Jason

I matched with Jason on bumble shortly after moving to LA, but our communication was very sporadic and I didn’t really think we’d ever wind up meeting. First of all, he was gorgeous, and I almost assumed it was a fake profile given how infrequently he would message me and how long it took for him to ask for my number. But I held onto the idea that he was a real person because he was a catch by any standards. Tall with dark eyes and hair, a perfect smile and chiseled body. He was in his mid-thirties, a former model who owned a business and had homes in Denver and Beverly Hills, looking for something with substance. Hello dream guy! After a couple of months of back and forth communication, Jason and I were finally going out to dinner and drinks and I was really excited.

Jason walked in and I felt like the heart-eyes emoji. He was just as good-looking in person, and our chemistry was amazing. He had me laughing all throughout dinner, and we wound up sitting there for hours before we realized the place was closing and we were one of the last couples there. I’d taken an uber to the restaurant, and Jason offered to take me home. We arrived at my place and he got out to walk me to my door, and the goodnight kiss was like fireworks. I could not wait to see Jason again, and he quickly asked if I was free the next night. He came over the following night and we had a couple glasses of wine and paid absolutely zero attention to Netflix (no idea what we were even watching), and there was no chance of us keeping our clothes on.

The sex was amazing. He was generous and immediately started working his way down my body with his mouth until he was going down on me. We rolled around in the sheets for what seemed like an hour, and then once again in the morning before he left. Jason was definitely a keeper, and I was sad I’d have to wait another two weeks to see him again as he was heading back to Denver for some business meetings. He promised he’d let me know as soon as he was back in town and I couldn’t wait. Two weeks go by and I get a text from a girlfriend:

“Is this your dude?”

She had apparently matched with him previously on bumble as well and he was messaging her, all while telling me he was still in Denver. Okay, maybe he just got back, no big deal. She kept messaging back and forth just to see if he would admit to being back or get some more intel. Maybe Jason wasn’t as great as he seemed. He made weekend plans with her, all while ignoring me. I waited for him to finally respond, and when he did it was as if nothing had happened and he asked me out for the weekend as well. I said yes, and couldn’t be mad, after all I was going out with other people too and we’d only hung out twice, no harm no foul. But I was immediately suspicious when his timeline of being out-of-town didn’t add up.

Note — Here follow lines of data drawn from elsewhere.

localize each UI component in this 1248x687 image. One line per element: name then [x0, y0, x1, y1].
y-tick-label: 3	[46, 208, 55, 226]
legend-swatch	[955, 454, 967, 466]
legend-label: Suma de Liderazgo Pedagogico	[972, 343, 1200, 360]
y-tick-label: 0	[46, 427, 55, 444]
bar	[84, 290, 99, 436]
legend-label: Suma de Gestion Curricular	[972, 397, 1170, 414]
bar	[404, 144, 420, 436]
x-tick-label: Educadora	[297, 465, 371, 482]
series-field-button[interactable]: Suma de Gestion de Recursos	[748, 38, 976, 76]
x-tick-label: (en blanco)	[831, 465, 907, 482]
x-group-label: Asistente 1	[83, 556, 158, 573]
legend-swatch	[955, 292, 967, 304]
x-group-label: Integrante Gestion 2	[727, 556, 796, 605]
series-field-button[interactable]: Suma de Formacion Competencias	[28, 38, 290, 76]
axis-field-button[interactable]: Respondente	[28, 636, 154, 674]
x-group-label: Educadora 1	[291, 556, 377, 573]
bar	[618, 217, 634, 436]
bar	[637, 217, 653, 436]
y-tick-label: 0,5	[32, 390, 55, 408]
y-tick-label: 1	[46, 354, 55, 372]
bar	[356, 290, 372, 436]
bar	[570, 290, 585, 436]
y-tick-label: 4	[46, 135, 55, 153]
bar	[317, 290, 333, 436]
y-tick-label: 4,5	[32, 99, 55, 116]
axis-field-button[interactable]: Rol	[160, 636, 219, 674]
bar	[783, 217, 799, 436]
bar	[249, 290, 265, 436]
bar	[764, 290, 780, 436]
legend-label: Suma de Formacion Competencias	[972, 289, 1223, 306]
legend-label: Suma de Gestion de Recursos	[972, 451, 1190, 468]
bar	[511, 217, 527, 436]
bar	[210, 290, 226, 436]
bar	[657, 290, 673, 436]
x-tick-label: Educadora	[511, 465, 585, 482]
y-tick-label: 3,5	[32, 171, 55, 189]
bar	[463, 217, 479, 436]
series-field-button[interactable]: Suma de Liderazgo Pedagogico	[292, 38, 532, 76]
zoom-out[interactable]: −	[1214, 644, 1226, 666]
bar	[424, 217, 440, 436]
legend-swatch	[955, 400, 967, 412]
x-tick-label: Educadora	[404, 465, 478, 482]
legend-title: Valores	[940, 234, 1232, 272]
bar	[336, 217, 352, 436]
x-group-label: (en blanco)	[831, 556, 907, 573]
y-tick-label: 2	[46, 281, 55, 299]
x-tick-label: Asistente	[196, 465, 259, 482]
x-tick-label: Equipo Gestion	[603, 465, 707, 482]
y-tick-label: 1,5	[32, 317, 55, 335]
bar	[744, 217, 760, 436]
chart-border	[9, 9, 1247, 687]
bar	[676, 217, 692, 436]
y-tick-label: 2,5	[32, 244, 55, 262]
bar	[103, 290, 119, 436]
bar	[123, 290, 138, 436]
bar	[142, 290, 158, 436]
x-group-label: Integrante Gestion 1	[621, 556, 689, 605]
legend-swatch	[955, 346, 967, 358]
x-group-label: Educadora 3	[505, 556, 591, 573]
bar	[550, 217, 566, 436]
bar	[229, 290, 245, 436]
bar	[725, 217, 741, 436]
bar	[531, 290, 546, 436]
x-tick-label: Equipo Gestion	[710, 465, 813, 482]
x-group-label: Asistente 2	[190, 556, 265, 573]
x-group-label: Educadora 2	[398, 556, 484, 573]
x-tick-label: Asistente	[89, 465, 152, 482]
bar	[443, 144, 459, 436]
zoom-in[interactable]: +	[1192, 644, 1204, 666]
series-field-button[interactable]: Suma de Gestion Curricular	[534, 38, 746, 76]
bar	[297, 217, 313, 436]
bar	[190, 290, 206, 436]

I told another friend of mine the story and she wasn’t buying his excuses. She decided to do a little FBI work and what we found blew my mind. Jason, a self-proclaimed “good Christian man” had an entire family back in Denver. A wife, kids, the whole 9 yards, and he was just looking for his LA side piece. I went back and forth on whether or not I should track down the wife on facebook and tell her, or if I should just leave it alone and ghost on him. Jason made that choice pretty clear for me. The day before we were to go out again he texts me:

“Hey, you’re really great and a lot of fun, but I just don’t see this going anywhere. Take care.”

Looks like Jason either found a side piece who wouldn’t ask questions, or maybe he had no intention of seeing me again after he slept with me. Either way, I dodged a bullet. I have no interest in being the other woman, and for Jason’s wife’s sake, I hope he’s keeping it in his pants.

Author: meredithactually

Writer, joke teller, certified trainwreck, and craft beer aficionado from Austin, Texas residing in Los Angeles, California.

One thought on “Jason”

  1. Anonymity is the number one issue in dating apps if you ask me. The simple fact that anyone can be who they want to be and easily abuse the system in order to get what they want is a huge part of the reason the engine that is dating is currently running on fumes as it is. Anyway thats a conversation for another time. I usually like to play things cool but this guy obviously doesnt care who he hurts. That said I would still devise a way to communicate with his wife anonymously if it were me. Either way good read. Very fluid and easygoing post.